Investment has taken off in the past two years not so much because the number of deals is rising (although it is), but because check sizes are becoming bigger. Bain Capital teamed up with Goldman Sachs to buy a majority stake in Carver Korea last year for KRW400 billion ($350 million) and followed up in April with a KRW927 billion solo deal to acquire botox and facial treatments manufacturer Hugel (not a cosmetics play in the traditional sense, but it follows a similar theme).
Last week, IMM Investment completed a tender offer that secured it a majority stake in Able C&C, having already agreed to buy a minority interest from the founder. For a commitment of $330 million across the two legs of the transaction, IMM has gained control of Korea’s third-largest cosmetics company by sales. The plan is to shore up Able C&C’s already substantial domestic operation and accelerate expansion in Asia. China is an obvious target, most likely through wholesale arrangements.

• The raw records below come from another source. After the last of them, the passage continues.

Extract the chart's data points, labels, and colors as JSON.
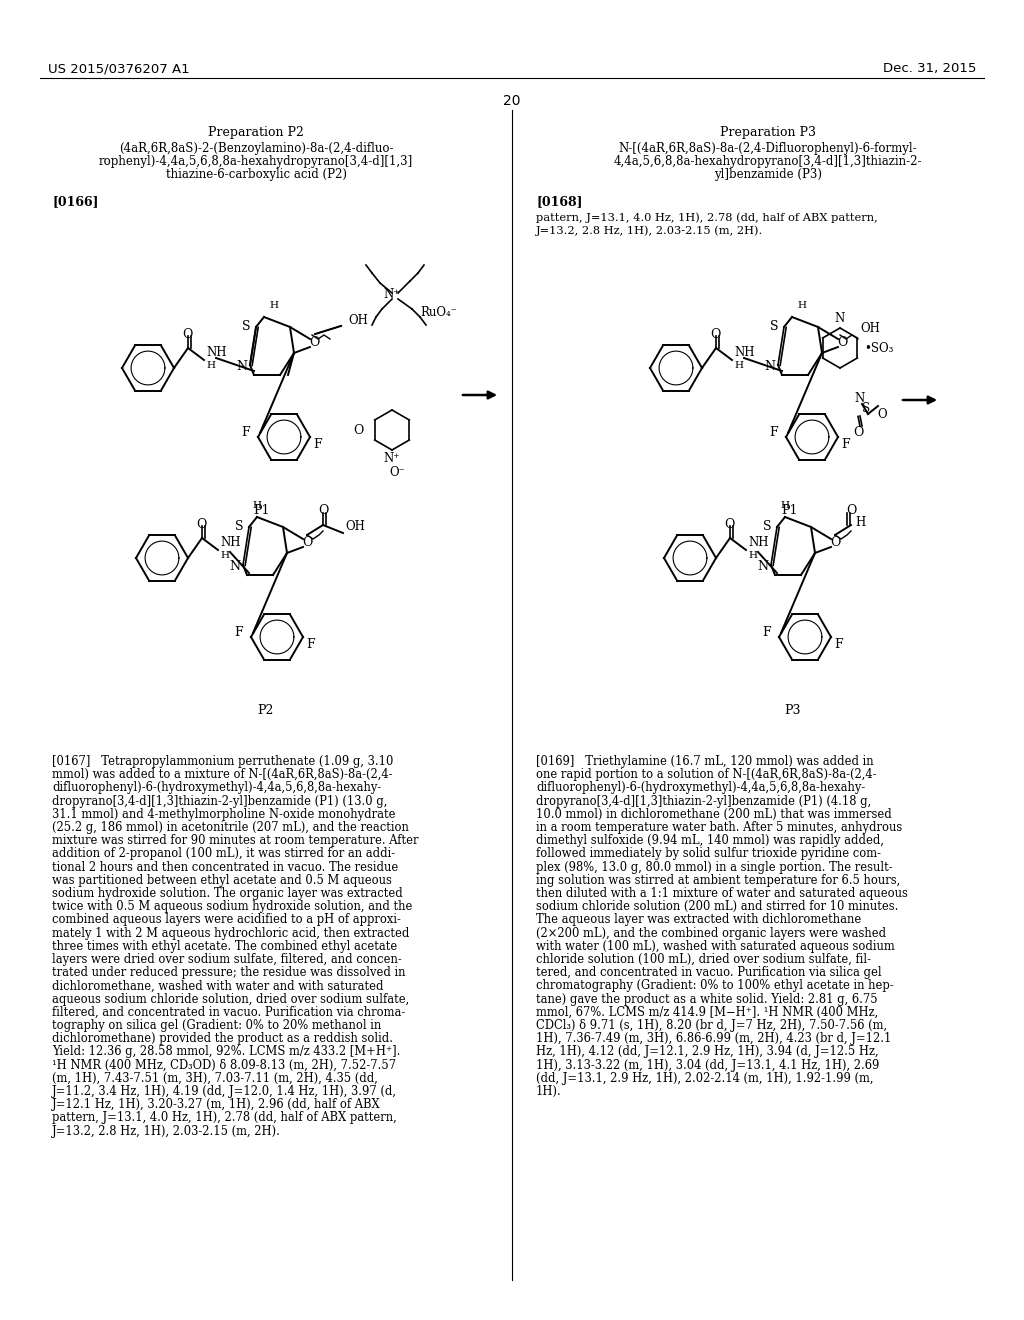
{
  "bg": "#ffffff",
  "header_left": "US 2015/0376207 A1",
  "header_right": "Dec. 31, 2015",
  "page_num": "20",
  "left_prep": "Preparation P2",
  "left_name": [
    "(4aR,6R,8aS)-2-(Benzoylamino)-8a-(2,4-difluo-",
    "rophenyl)-4,4a,5,6,8,8a-hexahydropyrano[3,4-d][1,3]",
    "thiazine-6-carboxylic acid (P2)"
  ],
  "left_para": "[0166]",
  "right_prep": "Preparation P3",
  "right_name": [
    "N-[(4aR,6R,8aS)-8a-(2,4-Difluorophenyl)-6-formyl-",
    "4,4a,5,6,8,8a-hexahydropyrano[3,4-d][1,3]thiazin-2-",
    "yl]benzamide (P3)"
  ],
  "right_para": "[0168]",
  "right_header_text": [
    "pattern, J=13.1, 4.0 Hz, 1H), 2.78 (dd, half of ABX pattern,",
    "J=13.2, 2.8 Hz, 1H), 2.03-2.15 (m, 2H)."
  ],
  "left_body": [
    "[0167]   Tetrapropylammonium perruthenate (1.09 g, 3.10",
    "mmol) was added to a mixture of N-[(4aR,6R,8aS)-8a-(2,4-",
    "difluorophenyl)-6-(hydroxymethyl)-4,4a,5,6,8,8a-hexahy-",
    "dropyrano[3,4-d][1,3]thiazin-2-yl]benzamide (P1) (13.0 g,",
    "31.1 mmol) and 4-methylmorpholine N-oxide monohydrate",
    "(25.2 g, 186 mmol) in acetonitrile (207 mL), and the reaction",
    "mixture was stirred for 90 minutes at room temperature. After",
    "addition of 2-propanol (100 mL), it was stirred for an addi-",
    "tional 2 hours and then concentrated in vacuo. The residue",
    "was partitioned between ethyl acetate and 0.5 M aqueous",
    "sodium hydroxide solution. The organic layer was extracted",
    "twice with 0.5 M aqueous sodium hydroxide solution, and the",
    "combined aqueous layers were acidified to a pH of approxi-",
    "mately 1 with 2 M aqueous hydrochloric acid, then extracted",
    "three times with ethyl acetate. The combined ethyl acetate",
    "layers were dried over sodium sulfate, filtered, and concen-",
    "trated under reduced pressure; the residue was dissolved in",
    "dichloromethane, washed with water and with saturated",
    "aqueous sodium chloride solution, dried over sodium sulfate,",
    "filtered, and concentrated in vacuo. Purification via chroma-",
    "tography on silica gel (Gradient: 0% to 20% methanol in",
    "dichloromethane) provided the product as a reddish solid.",
    "Yield: 12.36 g, 28.58 mmol, 92%. LCMS m/z 433.2 [M+H⁺].",
    "¹H NMR (400 MHz, CD₃OD) δ 8.09-8.13 (m, 2H), 7.52-7.57",
    "(m, 1H), 7.43-7.51 (m, 3H), 7.03-7.11 (m, 2H), 4.35 (dd,",
    "J=11.2, 3.4 Hz, 1H), 4.19 (dd, J=12.0, 1.4 Hz, 1H), 3.97 (d,",
    "J=12.1 Hz, 1H), 3.20-3.27 (m, 1H), 2.96 (dd, half of ABX",
    "pattern, J=13.1, 4.0 Hz, 1H), 2.78 (dd, half of ABX pattern,",
    "J=13.2, 2.8 Hz, 1H), 2.03-2.15 (m, 2H)."
  ],
  "right_body": [
    "[0169]   Triethylamine (16.7 mL, 120 mmol) was added in",
    "one rapid portion to a solution of N-[(4aR,6R,8aS)-8a-(2,4-",
    "difluorophenyl)-6-(hydroxymethyl)-4,4a,5,6,8,8a-hexahy-",
    "dropyrano[3,4-d][1,3]thiazin-2-yl]benzamide (P1) (4.18 g,",
    "10.0 mmol) in dichloromethane (200 mL) that was immersed",
    "in a room temperature water bath. After 5 minutes, anhydrous",
    "dimethyl sulfoxide (9.94 mL, 140 mmol) was rapidly added,",
    "followed immediately by solid sulfur trioxide pyridine com-",
    "plex (98%, 13.0 g, 80.0 mmol) in a single portion. The result-",
    "ing solution was stirred at ambient temperature for 6.5 hours,",
    "then diluted with a 1:1 mixture of water and saturated aqueous",
    "sodium chloride solution (200 mL) and stirred for 10 minutes.",
    "The aqueous layer was extracted with dichloromethane",
    "(2×200 mL), and the combined organic layers were washed",
    "with water (100 mL), washed with saturated aqueous sodium",
    "chloride solution (100 mL), dried over sodium sulfate, fil-",
    "tered, and concentrated in vacuo. Purification via silica gel",
    "chromatography (Gradient: 0% to 100% ethyl acetate in hep-",
    "tane) gave the product as a white solid. Yield: 2.81 g, 6.75",
    "mmol, 67%. LCMS m/z 414.9 [M−H⁺]. ¹H NMR (400 MHz,",
    "CDCl₃) δ 9.71 (s, 1H), 8.20 (br d, J=7 Hz, 2H), 7.50-7.56 (m,",
    "1H), 7.36-7.49 (m, 3H), 6.86-6.99 (m, 2H), 4.23 (br d, J=12.1",
    "Hz, 1H), 4.12 (dd, J=12.1, 2.9 Hz, 1H), 3.94 (d, J=12.5 Hz,",
    "1H), 3.13-3.22 (m, 1H), 3.04 (dd, J=13.1, 4.1 Hz, 1H), 2.69",
    "(dd, J=13.1, 2.9 Hz, 1H), 2.02-2.14 (m, 1H), 1.92-1.99 (m,",
    "1H)."
  ]
}
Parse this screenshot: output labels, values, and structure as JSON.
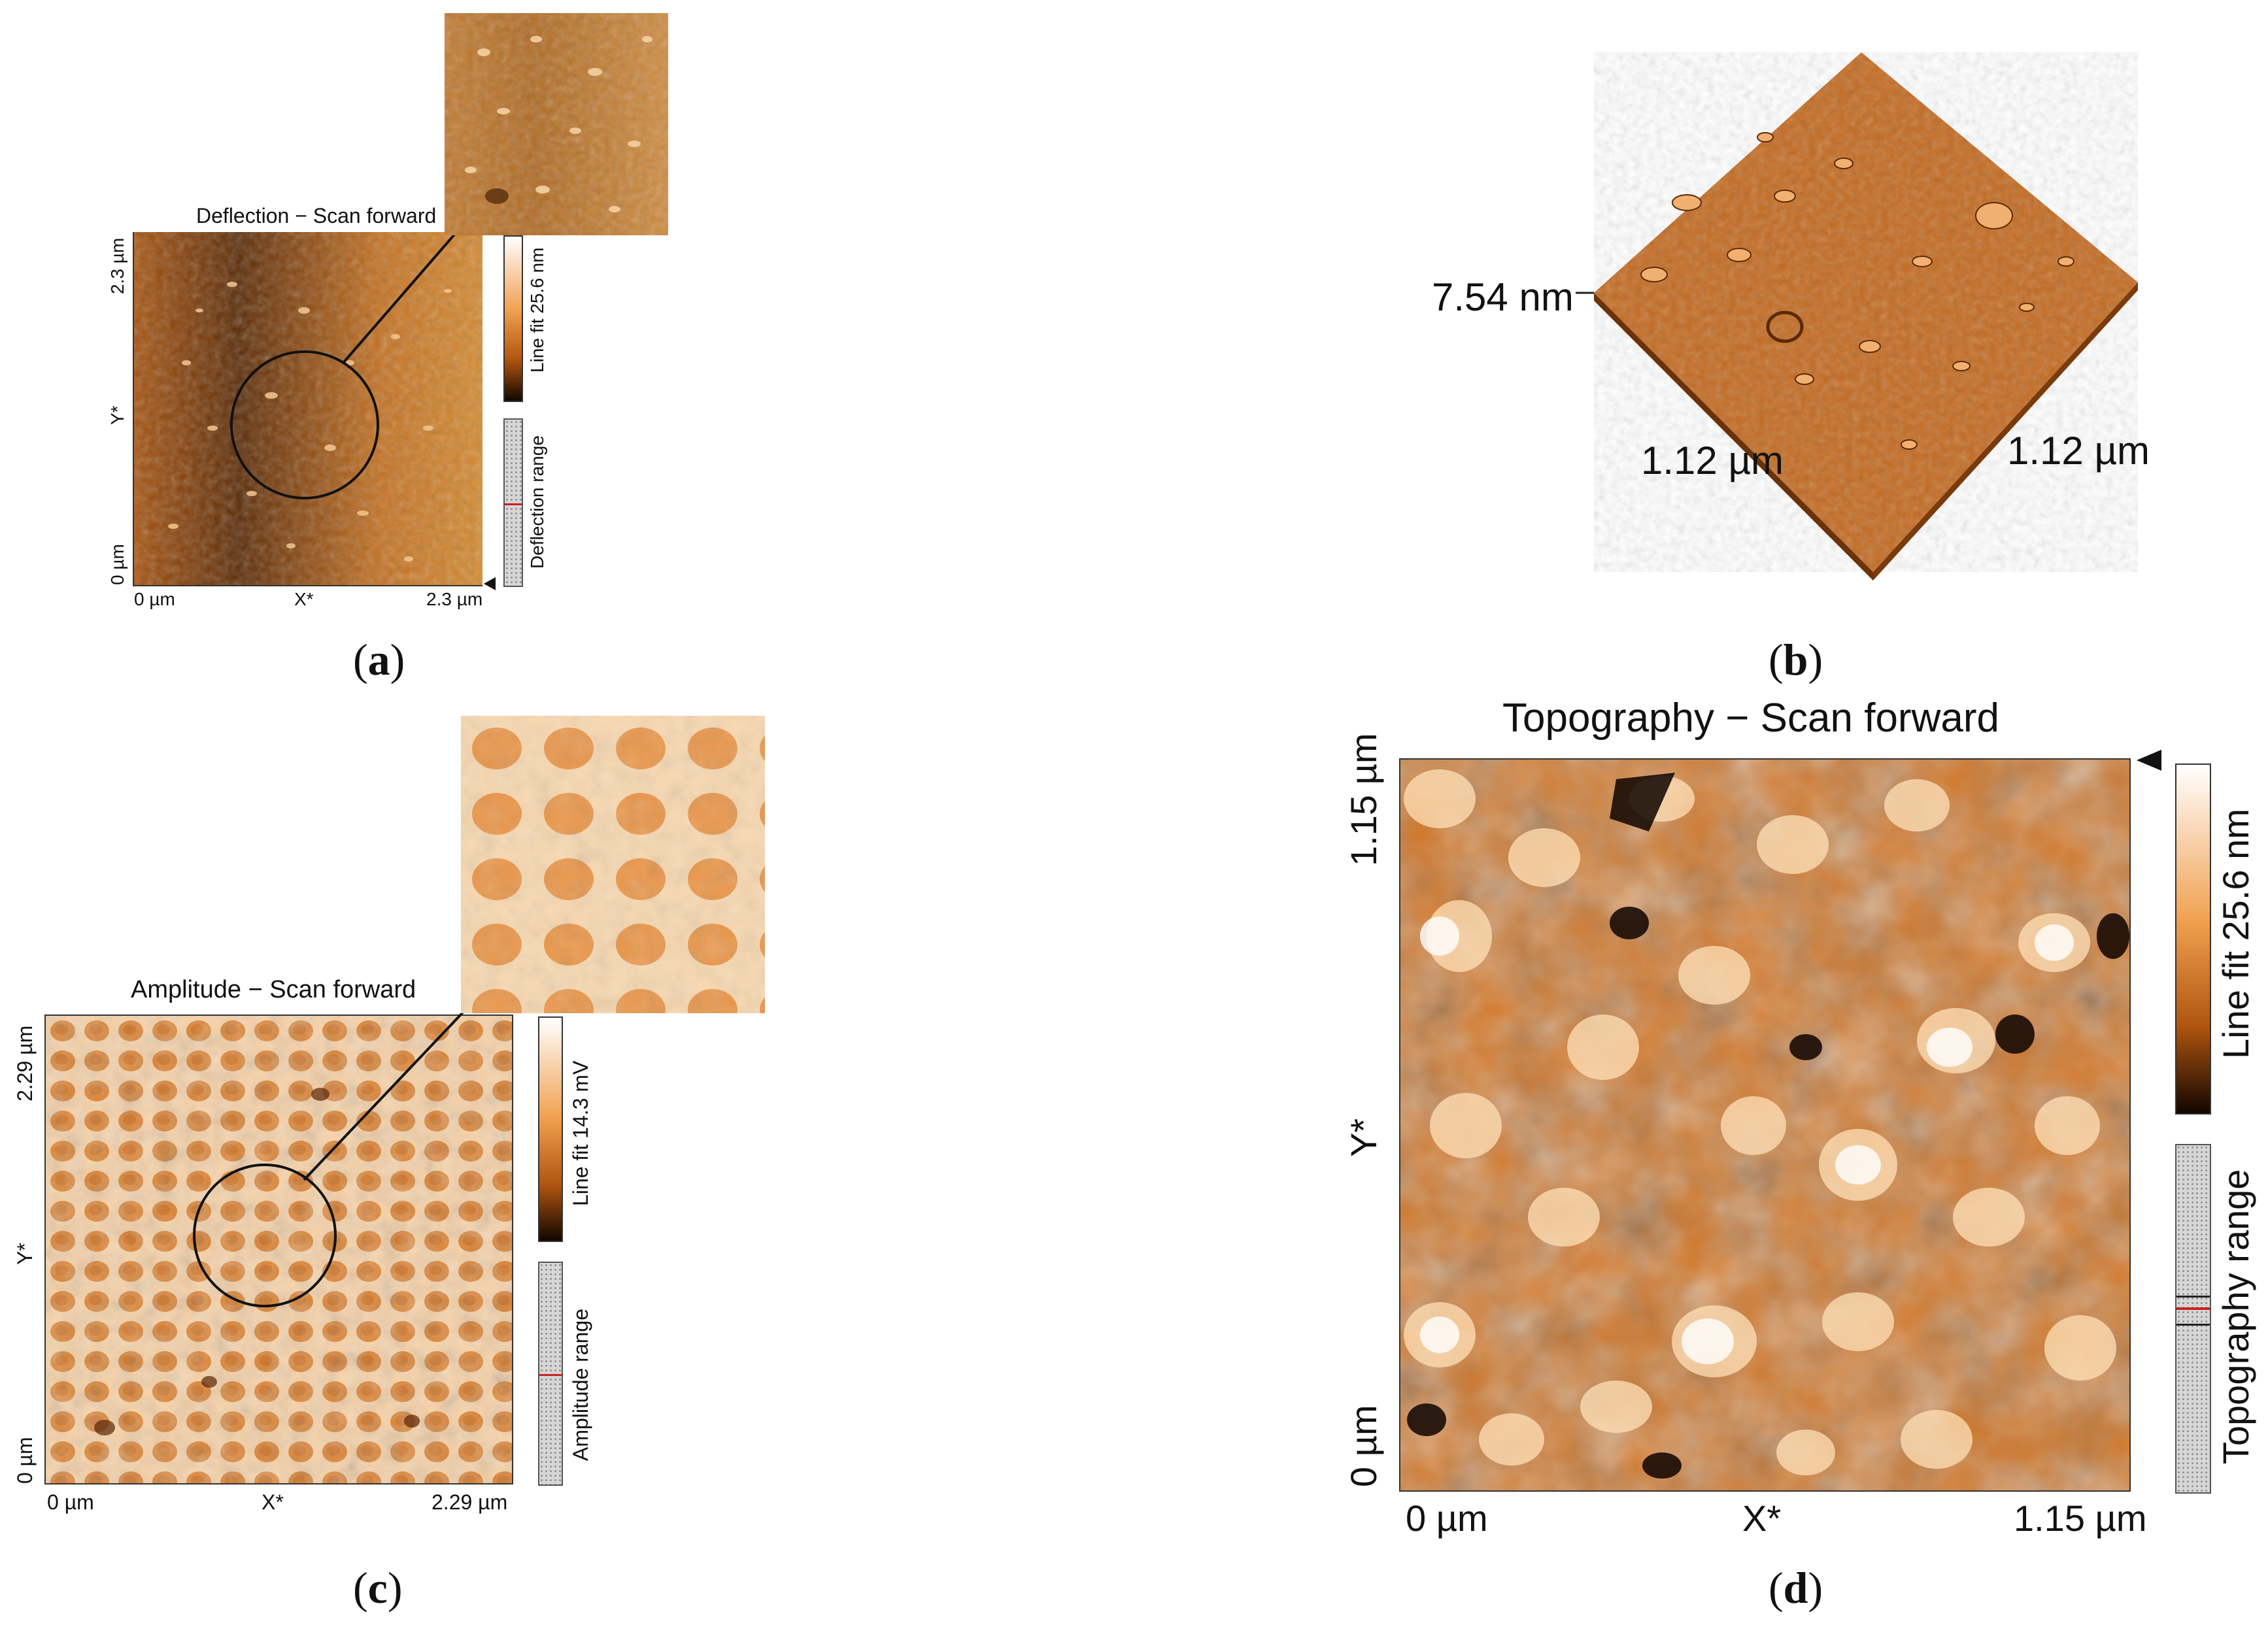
{
  "panel_a": {
    "title": "Deflection − Scan forward",
    "x_min": "0 µm",
    "x_axis": "X*",
    "x_max": "2.3 µm",
    "y_min": "0 µm",
    "y_axis": "Y*",
    "y_max": "2.3 µm",
    "colorbar_label": "Line fit 25.6 nm",
    "range_label": "Deflection range",
    "letter": "a"
  },
  "panel_b": {
    "z_label": "7.54 nm",
    "x_label": "1.12 µm",
    "y_label": "1.12 µm",
    "letter": "b"
  },
  "panel_c": {
    "title": "Amplitude − Scan forward",
    "x_min": "0 µm",
    "x_axis": "X*",
    "x_max": "2.29 µm",
    "y_min": "0 µm",
    "y_axis": "Y*",
    "y_max": "2.29 µm",
    "colorbar_label": "Line fit 14.3 mV",
    "range_label": "Amplitude range",
    "letter": "c"
  },
  "panel_d": {
    "title": "Topography − Scan forward",
    "x_min": "0 µm",
    "x_axis": "X*",
    "x_max": "1.15 µm",
    "y_min": "0 µm",
    "y_axis": "Y*",
    "y_max": "1.15 µm",
    "colorbar_label": "Line fit 25.6 nm",
    "range_label": "Topography range",
    "letter": "d"
  },
  "colors": {
    "afm_dark": "#1a0a00",
    "afm_mid": "#c8641a",
    "afm_light": "#fff4e6",
    "range_marker": "#cc2222"
  }
}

Goldman Sachs put cosmetics sales in China at $46 billion in 2015 and it expects the addressable market to hit $68 billion in 2020. For private equity firms that see the Chinese market as part of their investment thesis – using their relationship networks in the country to help Korean brands get their products on more shop shelves – there are success stories to which they can point. Domestic market leader AmorePacific has established several of its brands in China, in part through mobile marketing initiatives featuring Korean celebrities.
The challenge is execution. While the underlying trends are clear, do these companies have the right products at the right price points for Asian markets, and are they pitching them in the most effective ways? None of these companies are looking to build stores in China, so they must rely on third-party distributors. The thesis plays out as long as their products – and the broader phenomenon of the Korean cultural export – stay relevant.